Türklere karşı girişilen asimilasyon.

Akşam saatlerinde bir grup Tosçalı sakini, ertesi gün yapılacak eylem için civar Hallar, Karamustafalar ve Ağmatlar köylerini de ayaklanmaya davet etmeye karar veriyorlar.

Aralarında Sabri Yılmaz, Aynur Ömerov Hüseyinov’un da olduğu Tosçalı grubunun ilk ziyaret yeri Hallar köyü.
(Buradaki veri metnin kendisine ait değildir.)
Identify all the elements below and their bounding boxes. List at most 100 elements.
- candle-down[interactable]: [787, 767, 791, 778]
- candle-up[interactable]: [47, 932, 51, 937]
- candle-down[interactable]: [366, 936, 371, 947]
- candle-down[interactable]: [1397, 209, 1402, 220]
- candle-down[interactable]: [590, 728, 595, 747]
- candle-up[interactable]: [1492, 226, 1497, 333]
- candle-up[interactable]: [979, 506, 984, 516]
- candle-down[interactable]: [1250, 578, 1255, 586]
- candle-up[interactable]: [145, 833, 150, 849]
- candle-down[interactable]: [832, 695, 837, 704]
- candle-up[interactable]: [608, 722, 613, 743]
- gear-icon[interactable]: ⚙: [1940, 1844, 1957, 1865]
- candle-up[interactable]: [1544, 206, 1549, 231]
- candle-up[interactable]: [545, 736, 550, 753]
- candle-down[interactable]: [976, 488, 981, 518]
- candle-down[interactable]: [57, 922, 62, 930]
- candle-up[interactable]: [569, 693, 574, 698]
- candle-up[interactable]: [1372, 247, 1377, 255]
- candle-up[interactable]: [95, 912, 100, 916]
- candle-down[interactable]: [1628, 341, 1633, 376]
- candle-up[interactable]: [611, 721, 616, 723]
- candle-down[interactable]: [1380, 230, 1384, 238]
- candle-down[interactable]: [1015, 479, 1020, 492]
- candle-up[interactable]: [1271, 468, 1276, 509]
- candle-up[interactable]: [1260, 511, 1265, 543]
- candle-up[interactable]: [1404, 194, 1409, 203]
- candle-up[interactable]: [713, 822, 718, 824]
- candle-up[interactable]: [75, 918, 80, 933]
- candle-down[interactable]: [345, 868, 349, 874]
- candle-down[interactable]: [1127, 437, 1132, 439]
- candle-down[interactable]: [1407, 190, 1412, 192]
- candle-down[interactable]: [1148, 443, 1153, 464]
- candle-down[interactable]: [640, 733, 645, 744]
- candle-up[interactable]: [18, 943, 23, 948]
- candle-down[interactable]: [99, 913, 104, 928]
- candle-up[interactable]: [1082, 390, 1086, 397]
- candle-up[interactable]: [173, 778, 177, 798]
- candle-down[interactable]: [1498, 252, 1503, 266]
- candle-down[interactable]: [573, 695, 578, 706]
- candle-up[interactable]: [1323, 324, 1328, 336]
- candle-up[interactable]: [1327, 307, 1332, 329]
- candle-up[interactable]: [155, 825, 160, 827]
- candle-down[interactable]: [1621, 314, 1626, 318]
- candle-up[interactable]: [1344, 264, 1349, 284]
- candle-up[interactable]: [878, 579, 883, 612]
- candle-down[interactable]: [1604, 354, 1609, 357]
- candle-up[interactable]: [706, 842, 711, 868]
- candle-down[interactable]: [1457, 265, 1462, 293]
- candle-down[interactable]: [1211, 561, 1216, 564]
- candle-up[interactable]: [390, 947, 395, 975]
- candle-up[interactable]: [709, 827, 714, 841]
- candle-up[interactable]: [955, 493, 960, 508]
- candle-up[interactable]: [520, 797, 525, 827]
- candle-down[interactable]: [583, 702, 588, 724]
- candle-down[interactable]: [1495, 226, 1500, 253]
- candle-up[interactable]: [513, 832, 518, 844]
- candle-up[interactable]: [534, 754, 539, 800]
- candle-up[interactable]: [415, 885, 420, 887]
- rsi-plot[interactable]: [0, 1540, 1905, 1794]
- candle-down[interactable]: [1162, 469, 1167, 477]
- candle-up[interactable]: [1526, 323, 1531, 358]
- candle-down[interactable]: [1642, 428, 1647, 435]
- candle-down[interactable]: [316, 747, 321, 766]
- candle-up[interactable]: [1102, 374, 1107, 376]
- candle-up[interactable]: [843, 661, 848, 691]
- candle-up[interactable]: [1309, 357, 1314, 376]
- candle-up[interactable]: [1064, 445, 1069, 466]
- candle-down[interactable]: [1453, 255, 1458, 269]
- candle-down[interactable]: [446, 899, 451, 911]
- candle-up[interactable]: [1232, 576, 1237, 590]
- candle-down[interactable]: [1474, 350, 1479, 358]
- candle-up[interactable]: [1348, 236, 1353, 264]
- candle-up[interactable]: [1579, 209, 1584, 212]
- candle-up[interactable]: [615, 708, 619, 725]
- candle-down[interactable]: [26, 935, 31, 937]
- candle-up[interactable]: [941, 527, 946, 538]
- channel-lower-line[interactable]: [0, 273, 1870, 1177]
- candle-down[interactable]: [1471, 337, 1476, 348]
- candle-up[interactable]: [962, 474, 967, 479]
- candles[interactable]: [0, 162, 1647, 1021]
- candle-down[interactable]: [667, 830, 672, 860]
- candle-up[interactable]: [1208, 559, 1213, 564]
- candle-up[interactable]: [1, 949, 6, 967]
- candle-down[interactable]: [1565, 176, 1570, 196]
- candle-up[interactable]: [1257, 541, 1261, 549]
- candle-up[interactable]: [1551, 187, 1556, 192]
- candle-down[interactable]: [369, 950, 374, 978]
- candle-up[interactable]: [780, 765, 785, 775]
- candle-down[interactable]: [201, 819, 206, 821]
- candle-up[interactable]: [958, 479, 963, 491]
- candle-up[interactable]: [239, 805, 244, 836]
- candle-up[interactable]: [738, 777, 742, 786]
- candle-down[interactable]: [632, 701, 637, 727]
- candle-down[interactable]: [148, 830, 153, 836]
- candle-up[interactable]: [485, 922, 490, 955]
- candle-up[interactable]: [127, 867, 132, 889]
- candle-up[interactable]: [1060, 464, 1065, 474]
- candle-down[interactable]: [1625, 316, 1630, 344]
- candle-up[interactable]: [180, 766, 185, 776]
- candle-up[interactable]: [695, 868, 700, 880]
Burada Rufat Yağcı ile irtibata geçiliyor.

Daha sonra grup, Karamustafalar köyüne yöneliyor, fakat Aynur Ömerov Hüseyinov, gerekli bilgiyi toplamış olacak ki, gruptan ayrılıp evine dönüyor.

Ertesi gün, Sütkesiği mevkiinde, binlerce insanın katıldığı ”Biz Türk’üz, Türk kalacağız!” mitingi yapılıyor…

Aslında  Artur/ Georgiev kod adlı Aynur Ömerov Hüseyinov, bu olaylardan tam 17 gün sonra(10.01.1985) yani Türklere karşı girişilen asimilasyon döneminin en yoğun günlerinde DS ajanı oluyorsa… Kim bilir ne kadar Türk’ü mağdur etti…BELGESİ – AYNUR YUMEROV YUSEİNOV
Artur/Georgiev kod adlı Aynur Ömerov Hüseyinov'un DS kaydı dosyası

Artur/Georgiev kod adlı Aynur Ömerov Hüseyinov’un DS kaydı dosyası

Günahını almak istemem… Fakat…

Aynur Ömerov Hüseyinov’un şahit olduğu, eylem için en ateşli olan Sabri Yılmaz ve Rufat Yağcı’nın, eylemden sonra yine Belene işkence kampına sürülmesi ve yüzlerce insanın işkenceden geçirilmesi bir rastlantı mıdır?

Bulgaristan’daki Türk toplumu, 1985 yılının başında isimleri değiştirilmesin diye dağya, taşa saklanırken, Aynur Ömerov Hüseyinov, neden gidip DS ajanı oldu?

Daha sonraki 1989 zorunlu göç olaylarına kadar, DS ajanı Aynur Ömerov Hüseyinov’un ibadet edilmesin diye cami önlerinde nöbet tutması bir rastlantı mıdır?

Aynur Ömerov Hüseyinov gibi  bir DS ajanı, Aynur Güler adıyla, 25 sene İstanbul’da öğretmenlik yaparken ne gibi eylemlerde bulundu?

Tosçalı köyünde İslam dinini yozlaştırma gayretlerinde, Aynur Ömerov Hüseyinov gibi DS ajanlarının ne gibi görülmez faaliyetleri vardır?

BUNLARDAN NE ZAMAN HESAP SORULACAK
BUNLAR NE ZAMANA KADAR TÜRKİYE CUMHURİYETİNDEN MAAŞ ALMAYA DEVAM EDECEK BUNLARIN SONU GELMESİNİ İSTİYORUZ.